Completion (from language model): But in the end, it doesn't even matter. (But in the end, it doesn't even matter).

Although it sounds simple, completion is actually very powerful, because many tasks can be regarded as completion tasks: translation, summarization, writing code, doing math problems, etc. For example, given the prompt: "How are you in French is ..." , the language model might complete it with "Comment ça va" , effectively achieving translation between two languages.

Training a language model for completion requires a large amount of text data from which the model can extract statistics. The text provided to the model for learning is called training data. Suppose there is a language that contains only two tokens 0 and 1, if you provide the following sequence as training data to the language model, the language model may extract from it:

If the context is 01, then the next token might be 01
If the context is 0011, then the next token might be 0011

0101
010101
01010101
0011
00110011
001100110011

Since the language model imitates its training data, the quality of the language model depends on the quality of its training data, so there is such a saying: "Garbage in, garbage out". If you train a language model on Reddit comments, you probably don't want to take it home to show your parents.

mathematical modeling

Machine Learning Task: Language Modeling
Training Data: Low Quality Data
Data scale: As of May 2023, the number of words is usually at the trillion level.
- GPT-3 dataset (OpenAI): 500 billion tokens. I can't find public information on GPT-4, but estimate it uses an order of magnitude more data than GPT-3.
- Gopher's dataset (DeepMind): 1 trillion tokens
- RedPajama (Together): 1.2 trillion tokens
- LLaMa's dataset (Meta): 1.4 trillion words

The resulting model from this process: LLM

: The language model being trained is parameterized by , and the goal is to find the parameters that minimize the cross-entropy loss.

: Vocabulary – the collection of all unique tokens in the training data.
: vocabulary size.
: A function that maps tokens to their positions in the vocabulary. If is corresponding to in the vocabulary, then .
Given a sequence , we will have training samples:
- enter:
- Real value (ground truth):
For each training sample
- make
- Model output: . Note:
- Loss value:
Goal: Find to minimize the expected loss over all training samples.

Pre-training Data Bottleneck

Today, language models like GPT-4 use so much data that it raises the real problem that we will run out of internet data within the next few years. It sounds crazy, but it's happening. How big is a trillion tokens? A book contains approximately 50,000 words or 67,000 lemmas, so a trillion lemmas are equivalent to 15 million books.

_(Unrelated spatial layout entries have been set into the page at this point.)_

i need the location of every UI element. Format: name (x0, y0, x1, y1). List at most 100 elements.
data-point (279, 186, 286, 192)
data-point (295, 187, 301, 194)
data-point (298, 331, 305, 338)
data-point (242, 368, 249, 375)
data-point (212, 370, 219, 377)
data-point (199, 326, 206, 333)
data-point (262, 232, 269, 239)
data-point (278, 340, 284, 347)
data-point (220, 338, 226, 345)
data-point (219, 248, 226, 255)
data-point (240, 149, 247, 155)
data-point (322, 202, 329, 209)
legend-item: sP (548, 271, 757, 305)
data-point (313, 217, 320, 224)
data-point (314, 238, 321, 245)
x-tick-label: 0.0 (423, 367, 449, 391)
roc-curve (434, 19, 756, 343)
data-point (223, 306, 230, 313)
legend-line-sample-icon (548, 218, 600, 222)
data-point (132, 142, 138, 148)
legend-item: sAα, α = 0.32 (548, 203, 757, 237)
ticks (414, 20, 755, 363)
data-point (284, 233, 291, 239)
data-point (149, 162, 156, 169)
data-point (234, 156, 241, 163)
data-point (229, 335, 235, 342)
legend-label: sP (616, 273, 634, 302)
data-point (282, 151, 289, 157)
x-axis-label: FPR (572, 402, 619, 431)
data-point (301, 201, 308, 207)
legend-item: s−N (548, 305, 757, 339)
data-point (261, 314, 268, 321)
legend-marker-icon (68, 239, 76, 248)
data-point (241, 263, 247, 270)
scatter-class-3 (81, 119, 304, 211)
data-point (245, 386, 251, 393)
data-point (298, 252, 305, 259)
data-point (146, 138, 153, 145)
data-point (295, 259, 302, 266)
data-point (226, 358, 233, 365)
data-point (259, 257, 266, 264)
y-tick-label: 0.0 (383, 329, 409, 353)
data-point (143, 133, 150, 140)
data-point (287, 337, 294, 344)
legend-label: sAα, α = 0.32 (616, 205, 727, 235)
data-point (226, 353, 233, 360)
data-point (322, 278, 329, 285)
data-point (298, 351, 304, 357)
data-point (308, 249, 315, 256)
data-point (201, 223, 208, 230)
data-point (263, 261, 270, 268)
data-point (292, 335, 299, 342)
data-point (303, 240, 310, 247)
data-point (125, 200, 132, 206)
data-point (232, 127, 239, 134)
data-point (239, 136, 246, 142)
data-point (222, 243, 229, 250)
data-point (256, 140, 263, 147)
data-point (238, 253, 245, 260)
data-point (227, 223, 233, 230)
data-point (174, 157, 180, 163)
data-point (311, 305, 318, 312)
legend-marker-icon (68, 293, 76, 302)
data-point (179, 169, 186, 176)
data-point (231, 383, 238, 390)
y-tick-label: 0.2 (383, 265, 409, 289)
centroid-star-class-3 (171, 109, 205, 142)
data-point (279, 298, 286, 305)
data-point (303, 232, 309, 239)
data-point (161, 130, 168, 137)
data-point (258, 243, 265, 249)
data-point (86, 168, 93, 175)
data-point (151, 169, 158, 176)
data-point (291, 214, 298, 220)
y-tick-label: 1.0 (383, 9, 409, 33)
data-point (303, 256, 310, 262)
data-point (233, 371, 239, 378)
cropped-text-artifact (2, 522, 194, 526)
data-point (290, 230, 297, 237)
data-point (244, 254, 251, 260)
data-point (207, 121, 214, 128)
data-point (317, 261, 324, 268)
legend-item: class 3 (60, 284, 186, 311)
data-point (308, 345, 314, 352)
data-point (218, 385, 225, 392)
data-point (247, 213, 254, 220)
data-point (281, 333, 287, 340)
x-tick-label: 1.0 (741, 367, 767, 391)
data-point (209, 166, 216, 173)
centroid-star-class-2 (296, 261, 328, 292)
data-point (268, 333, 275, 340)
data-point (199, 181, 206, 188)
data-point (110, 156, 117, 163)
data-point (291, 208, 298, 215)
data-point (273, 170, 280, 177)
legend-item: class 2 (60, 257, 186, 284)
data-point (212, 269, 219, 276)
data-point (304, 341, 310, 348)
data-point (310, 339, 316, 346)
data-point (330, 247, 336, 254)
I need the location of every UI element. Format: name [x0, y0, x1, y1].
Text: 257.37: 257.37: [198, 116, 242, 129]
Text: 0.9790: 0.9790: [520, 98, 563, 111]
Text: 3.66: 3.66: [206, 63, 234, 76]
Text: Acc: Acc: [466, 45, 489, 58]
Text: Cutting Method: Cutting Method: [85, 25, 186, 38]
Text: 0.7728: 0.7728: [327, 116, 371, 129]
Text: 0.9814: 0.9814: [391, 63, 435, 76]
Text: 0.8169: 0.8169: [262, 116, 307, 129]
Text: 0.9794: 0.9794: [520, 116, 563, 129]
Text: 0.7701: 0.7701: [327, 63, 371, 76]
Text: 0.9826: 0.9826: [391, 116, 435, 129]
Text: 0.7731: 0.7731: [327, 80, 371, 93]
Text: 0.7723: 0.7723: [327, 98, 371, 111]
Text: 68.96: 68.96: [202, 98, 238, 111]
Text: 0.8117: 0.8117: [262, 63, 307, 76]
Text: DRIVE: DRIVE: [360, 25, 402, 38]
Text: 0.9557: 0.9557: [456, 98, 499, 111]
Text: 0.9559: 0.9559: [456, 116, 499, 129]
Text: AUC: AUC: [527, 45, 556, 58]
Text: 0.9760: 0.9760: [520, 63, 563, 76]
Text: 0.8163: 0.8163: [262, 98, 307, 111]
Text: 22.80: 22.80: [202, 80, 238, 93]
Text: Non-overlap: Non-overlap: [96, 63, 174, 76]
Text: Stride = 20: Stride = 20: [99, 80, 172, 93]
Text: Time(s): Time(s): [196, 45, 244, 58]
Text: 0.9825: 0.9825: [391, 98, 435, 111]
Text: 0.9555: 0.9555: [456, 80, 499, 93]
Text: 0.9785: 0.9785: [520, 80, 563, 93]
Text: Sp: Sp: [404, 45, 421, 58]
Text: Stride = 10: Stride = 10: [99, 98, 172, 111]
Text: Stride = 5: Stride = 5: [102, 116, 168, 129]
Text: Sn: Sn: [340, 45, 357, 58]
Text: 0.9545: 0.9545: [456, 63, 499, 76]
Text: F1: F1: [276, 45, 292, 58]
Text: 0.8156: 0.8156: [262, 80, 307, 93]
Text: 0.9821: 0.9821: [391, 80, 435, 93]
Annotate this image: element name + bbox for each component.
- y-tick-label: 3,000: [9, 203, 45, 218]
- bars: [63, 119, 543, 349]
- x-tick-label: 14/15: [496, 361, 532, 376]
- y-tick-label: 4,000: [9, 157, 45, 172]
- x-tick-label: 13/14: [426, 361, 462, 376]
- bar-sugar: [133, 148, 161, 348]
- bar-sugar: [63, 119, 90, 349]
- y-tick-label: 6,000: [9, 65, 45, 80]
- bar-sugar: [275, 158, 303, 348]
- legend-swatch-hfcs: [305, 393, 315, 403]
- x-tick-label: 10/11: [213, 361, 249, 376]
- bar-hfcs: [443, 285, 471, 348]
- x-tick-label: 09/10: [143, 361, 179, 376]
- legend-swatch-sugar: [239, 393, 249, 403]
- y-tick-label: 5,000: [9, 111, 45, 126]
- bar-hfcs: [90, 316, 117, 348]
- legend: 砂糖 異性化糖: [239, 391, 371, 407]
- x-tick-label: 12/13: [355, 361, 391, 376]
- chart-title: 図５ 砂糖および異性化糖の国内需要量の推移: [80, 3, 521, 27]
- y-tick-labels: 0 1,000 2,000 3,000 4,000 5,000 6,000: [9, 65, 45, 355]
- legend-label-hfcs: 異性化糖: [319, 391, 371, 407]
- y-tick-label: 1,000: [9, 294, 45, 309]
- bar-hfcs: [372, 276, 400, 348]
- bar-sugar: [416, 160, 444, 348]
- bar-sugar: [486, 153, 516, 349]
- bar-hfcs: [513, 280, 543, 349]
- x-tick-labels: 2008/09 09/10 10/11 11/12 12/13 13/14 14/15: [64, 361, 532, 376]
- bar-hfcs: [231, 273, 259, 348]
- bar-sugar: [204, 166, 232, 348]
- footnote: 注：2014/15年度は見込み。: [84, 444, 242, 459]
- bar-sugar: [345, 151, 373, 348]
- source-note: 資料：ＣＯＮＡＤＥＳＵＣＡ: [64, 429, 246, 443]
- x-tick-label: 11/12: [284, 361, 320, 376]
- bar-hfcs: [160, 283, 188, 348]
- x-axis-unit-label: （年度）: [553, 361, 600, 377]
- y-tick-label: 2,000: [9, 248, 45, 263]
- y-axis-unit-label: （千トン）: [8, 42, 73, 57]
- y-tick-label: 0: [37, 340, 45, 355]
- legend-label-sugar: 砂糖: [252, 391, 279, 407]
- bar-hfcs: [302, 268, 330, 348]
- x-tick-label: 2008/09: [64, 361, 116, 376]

Data comparison between RedPajama and LLaMa. (via Red Pajama)

The size of the training dataset grows much faster than new data is generated (Villalobos et al., 2022). If you've ever posted anything on the Internet , it has been, or will be, incorporated into the training data for some language model, whether you agree with it or not. This situation is similar to content published on the Internet being indexed by Google.

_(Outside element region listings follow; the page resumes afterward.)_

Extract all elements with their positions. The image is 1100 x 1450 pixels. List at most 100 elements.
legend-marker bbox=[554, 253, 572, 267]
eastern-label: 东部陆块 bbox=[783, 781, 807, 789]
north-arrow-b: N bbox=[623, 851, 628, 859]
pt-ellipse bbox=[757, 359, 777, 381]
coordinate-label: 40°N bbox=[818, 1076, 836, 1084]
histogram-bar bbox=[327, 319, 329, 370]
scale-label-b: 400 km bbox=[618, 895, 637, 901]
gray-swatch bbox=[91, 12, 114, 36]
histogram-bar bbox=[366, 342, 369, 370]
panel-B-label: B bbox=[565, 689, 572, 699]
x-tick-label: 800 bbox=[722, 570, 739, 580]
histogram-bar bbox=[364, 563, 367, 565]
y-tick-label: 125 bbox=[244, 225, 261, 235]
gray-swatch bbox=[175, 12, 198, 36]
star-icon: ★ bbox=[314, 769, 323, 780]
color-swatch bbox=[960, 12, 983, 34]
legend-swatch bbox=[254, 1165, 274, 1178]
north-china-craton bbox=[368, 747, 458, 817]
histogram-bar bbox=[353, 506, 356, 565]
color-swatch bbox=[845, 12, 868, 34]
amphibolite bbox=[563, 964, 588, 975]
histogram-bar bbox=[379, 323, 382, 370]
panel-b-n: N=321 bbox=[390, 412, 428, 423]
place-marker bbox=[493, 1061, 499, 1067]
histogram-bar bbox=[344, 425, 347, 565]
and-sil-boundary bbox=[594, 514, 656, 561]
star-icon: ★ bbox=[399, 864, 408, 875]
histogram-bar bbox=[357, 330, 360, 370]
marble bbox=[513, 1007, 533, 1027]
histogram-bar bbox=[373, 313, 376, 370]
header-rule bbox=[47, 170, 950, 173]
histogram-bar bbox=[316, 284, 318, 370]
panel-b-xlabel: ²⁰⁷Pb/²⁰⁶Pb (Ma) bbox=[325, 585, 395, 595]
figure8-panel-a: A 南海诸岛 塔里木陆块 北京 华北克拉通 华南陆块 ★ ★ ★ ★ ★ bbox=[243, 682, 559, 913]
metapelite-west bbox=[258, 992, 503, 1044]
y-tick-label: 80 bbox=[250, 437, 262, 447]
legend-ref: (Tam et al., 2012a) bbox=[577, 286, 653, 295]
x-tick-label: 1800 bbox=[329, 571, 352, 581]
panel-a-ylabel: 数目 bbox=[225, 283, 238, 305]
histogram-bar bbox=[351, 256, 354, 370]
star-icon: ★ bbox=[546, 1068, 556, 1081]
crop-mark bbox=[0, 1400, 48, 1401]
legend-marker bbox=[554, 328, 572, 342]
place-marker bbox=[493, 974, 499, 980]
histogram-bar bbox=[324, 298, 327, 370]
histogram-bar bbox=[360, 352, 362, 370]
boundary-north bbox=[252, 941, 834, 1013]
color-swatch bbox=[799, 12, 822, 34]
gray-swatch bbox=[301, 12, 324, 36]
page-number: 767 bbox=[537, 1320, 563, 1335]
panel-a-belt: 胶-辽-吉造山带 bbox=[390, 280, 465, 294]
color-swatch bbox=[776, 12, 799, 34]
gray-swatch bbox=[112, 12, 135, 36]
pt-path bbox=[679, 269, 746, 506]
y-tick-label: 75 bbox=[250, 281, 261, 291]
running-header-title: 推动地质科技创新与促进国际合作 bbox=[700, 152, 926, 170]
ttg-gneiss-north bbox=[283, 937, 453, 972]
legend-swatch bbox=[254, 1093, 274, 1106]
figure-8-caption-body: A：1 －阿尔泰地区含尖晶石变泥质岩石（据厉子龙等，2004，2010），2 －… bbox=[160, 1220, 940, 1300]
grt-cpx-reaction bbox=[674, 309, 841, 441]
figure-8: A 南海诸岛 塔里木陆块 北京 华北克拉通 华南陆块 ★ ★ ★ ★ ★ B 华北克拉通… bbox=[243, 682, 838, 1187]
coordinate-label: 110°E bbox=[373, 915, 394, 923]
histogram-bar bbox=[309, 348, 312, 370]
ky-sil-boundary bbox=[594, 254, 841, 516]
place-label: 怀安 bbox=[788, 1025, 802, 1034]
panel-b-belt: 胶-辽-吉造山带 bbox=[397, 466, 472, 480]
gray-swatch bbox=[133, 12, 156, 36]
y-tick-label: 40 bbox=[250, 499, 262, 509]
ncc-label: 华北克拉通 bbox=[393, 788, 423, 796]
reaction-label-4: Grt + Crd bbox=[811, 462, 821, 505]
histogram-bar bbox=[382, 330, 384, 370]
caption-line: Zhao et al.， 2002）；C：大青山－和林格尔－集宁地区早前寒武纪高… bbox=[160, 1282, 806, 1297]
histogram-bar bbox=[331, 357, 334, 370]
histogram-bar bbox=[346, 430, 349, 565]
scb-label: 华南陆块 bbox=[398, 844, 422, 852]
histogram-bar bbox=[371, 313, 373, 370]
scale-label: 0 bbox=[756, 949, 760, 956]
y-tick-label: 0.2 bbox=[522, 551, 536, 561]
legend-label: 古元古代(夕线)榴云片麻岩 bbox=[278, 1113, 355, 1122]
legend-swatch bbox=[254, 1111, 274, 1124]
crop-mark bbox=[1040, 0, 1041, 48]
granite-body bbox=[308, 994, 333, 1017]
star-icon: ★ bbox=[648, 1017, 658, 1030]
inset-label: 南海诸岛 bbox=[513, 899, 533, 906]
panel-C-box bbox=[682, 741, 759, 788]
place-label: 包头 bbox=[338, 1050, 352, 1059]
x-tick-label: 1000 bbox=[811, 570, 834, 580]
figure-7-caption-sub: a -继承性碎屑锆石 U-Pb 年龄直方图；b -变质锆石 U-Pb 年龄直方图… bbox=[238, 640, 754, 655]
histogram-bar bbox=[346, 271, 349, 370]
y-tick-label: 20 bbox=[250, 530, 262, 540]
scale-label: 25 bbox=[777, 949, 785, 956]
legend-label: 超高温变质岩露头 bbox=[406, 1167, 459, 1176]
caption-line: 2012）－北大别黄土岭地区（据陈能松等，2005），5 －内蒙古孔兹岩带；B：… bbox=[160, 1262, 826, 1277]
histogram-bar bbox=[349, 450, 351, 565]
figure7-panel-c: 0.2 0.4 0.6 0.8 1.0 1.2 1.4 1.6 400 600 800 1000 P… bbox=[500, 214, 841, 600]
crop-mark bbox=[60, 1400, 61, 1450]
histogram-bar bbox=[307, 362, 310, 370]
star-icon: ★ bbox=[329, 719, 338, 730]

Additionally, data generated by LLMs like ChatGPT is rapidly flooding the internet. Therefore, if companies continue to use Internet data to train LLMs, the training data for these new LLMs may be generated by existing LLMs.

Once the publicly available data is exhausted, the most viable route to obtaining more training data is to use "proprietary data". I think any company that has access to large amounts of proprietary data such as: copyrighted books, translations, transcriptions of videos/podcasts, contracts, medical records, genome sequences, user data, etc. will have an advantage over the competition . Therefore, after the advent of ChatGPT, many companies have revised their data terms to prevent other companies from grabbing their data for large language models, such as Reddit, StackOverflow, etc.

Phase 2: Supervised Fine-Tuning - Dialogue

Why monitor fine-tuning

Pre-training is mainly aimed at the completion ability. If a pretrained model is given a question such as "How to make pizza" , any of the following are valid completions:

Add more context to the question: "for a family of six"
Add a follow-up question: "? What ingredients do I need? How much time would it take? (? What ingredients do I need? How much time would it take?)"
give actual answers

If you just want to know how to make it, then the third option is preferred. The purpose of SFT is to optimize the pre-trained model so that it can generate the answers expected by users.

How do i do this? We know that a model mimics its training data. So in the SFT phase, we show the language model examples of how to properly answer prompts in different use cases (e.g., Q&A, summary, translation), these examples follow a certain format (prompt, answer), and are called demonstration data. OpenAI calls SFT behavior cloning: you show the model what to do, and the model clones the behavior.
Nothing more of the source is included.